- Swain in 1936
- Born: 31 August 1903 Southsea, Hampshire, England
- Died: 28 September 1989 (aged 86) Gainesville, Florida, United States
- Allegiance: United Kingdom
- Branch: Royal Air Force
- Service years: 1922–1954
- Rank: Air Commodore
- Unit: No. 2 Squadron RAF No. 11 Squadron RAF No. 23 Squadron RAF No. 6 Squadron RAF
- Commands: No. 28 Group RAF (1949–50) No. 13 Base (1944–45) RAF Kinloss (1943) No. 1 Squadron RAF (1937)
- Conflicts: Second World War
- Awards: Companion of the Order of the Bath Commander of the Order of the British Empire Air Force Cross Mentioned in Dispatches
- Spouse: Sarah Mitchell LeFevre

= Ronald Swain =

Royal Air Force Air Commodore (1903-1989)

Air Commodore Francis Ronald Downs Swain, (31 August 1903 – 28 September 1989) was a British Royal Air Force pilot who held the World Altitude Record for airplanes from 1936 to 1938.

==Early life and career==
Swain was born on 31 August 1903 and was the fourth and youngest child of Charles Swain and Rose Downs. He grew up in Portsmouth and joined the RAF in 1922, becoming a member of No. 2 Squadron RAF as a pilot.
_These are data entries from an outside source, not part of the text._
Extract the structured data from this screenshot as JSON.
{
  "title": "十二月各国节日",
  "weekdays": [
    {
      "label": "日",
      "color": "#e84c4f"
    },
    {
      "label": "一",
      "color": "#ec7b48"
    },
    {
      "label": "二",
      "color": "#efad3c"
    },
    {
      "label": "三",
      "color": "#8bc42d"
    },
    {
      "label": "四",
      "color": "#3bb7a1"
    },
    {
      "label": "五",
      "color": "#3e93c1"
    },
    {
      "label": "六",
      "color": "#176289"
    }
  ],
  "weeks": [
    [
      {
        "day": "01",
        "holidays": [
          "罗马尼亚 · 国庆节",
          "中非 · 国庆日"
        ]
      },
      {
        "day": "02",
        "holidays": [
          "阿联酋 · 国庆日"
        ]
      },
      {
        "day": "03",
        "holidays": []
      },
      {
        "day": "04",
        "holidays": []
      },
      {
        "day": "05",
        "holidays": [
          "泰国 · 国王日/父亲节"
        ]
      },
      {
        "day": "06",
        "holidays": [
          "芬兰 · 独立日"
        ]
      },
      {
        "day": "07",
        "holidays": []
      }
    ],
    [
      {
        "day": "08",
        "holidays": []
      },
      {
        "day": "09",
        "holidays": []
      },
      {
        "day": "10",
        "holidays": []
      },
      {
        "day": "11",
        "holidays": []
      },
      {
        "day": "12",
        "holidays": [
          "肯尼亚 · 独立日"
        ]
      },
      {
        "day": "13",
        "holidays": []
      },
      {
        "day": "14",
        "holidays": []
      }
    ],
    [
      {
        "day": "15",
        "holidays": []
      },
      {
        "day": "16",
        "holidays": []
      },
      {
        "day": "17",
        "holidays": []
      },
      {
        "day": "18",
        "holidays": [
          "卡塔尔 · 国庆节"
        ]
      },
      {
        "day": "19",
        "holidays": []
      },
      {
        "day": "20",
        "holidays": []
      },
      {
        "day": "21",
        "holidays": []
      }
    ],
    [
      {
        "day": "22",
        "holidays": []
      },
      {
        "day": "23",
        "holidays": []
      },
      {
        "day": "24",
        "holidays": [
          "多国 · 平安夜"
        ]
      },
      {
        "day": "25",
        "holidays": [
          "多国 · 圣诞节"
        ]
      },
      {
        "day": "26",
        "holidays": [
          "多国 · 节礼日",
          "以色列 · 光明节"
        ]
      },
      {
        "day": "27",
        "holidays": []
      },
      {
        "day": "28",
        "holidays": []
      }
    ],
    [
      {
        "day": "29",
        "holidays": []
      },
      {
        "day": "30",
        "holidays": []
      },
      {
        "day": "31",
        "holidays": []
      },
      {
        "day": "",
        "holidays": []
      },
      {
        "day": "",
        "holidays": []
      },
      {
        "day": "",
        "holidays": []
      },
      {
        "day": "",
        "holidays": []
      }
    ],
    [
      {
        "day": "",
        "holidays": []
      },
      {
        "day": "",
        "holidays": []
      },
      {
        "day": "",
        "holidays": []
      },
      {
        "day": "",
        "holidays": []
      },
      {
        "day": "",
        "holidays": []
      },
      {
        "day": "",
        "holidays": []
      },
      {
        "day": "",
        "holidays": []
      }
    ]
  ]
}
He was quickly transferred to No. 11 Squadron, subsequently spending time with No. 23 Squadron and No. 6 Squadron as a Flight Commander, commanding the Cairo-Rhodesia Flight in 1933.

==World altitude record==
In 1935, now with the rank of squadron leader, Swain became a test pilot in the experimental section at the Royal Aircraft Establishment (RAE) where he was involved in high-altitude experiments. Departing from Farnborough, Hampshire at 07:30 on 28 September 1936, Swain achieved a fixed-wing aircraft's world altitude record with a height of 49,967 ft in a modified Bristol Type 138A. During his descent, his pressure suit failed causing him to lose visibility through his visor and find it difficult to breathe. He was forced to cut his visor open with his knife in order to maintain consciousness, eventually landing safely at Netheravon, Wiltshire at 10:30.

==Later career==
In 1937, Swain left the RAE to command No. 1 Squadron. He then attended the RAF Staff College in 1938, and spent the Second World War and his remaining career in various staff positions. His last appointment was SASO/Deputy Head of the Air Staff, British Joint Services Mission, Washington, D.C., retiring from the RAF in 1954 with the rank of Air Commodore.

==Personal life==
Swain married American Sarah Mitchell Le Fevre in Portsmouth on 5 November 1938, going on to have three children together. He died in Gainesville, Florida on 28 September 1989.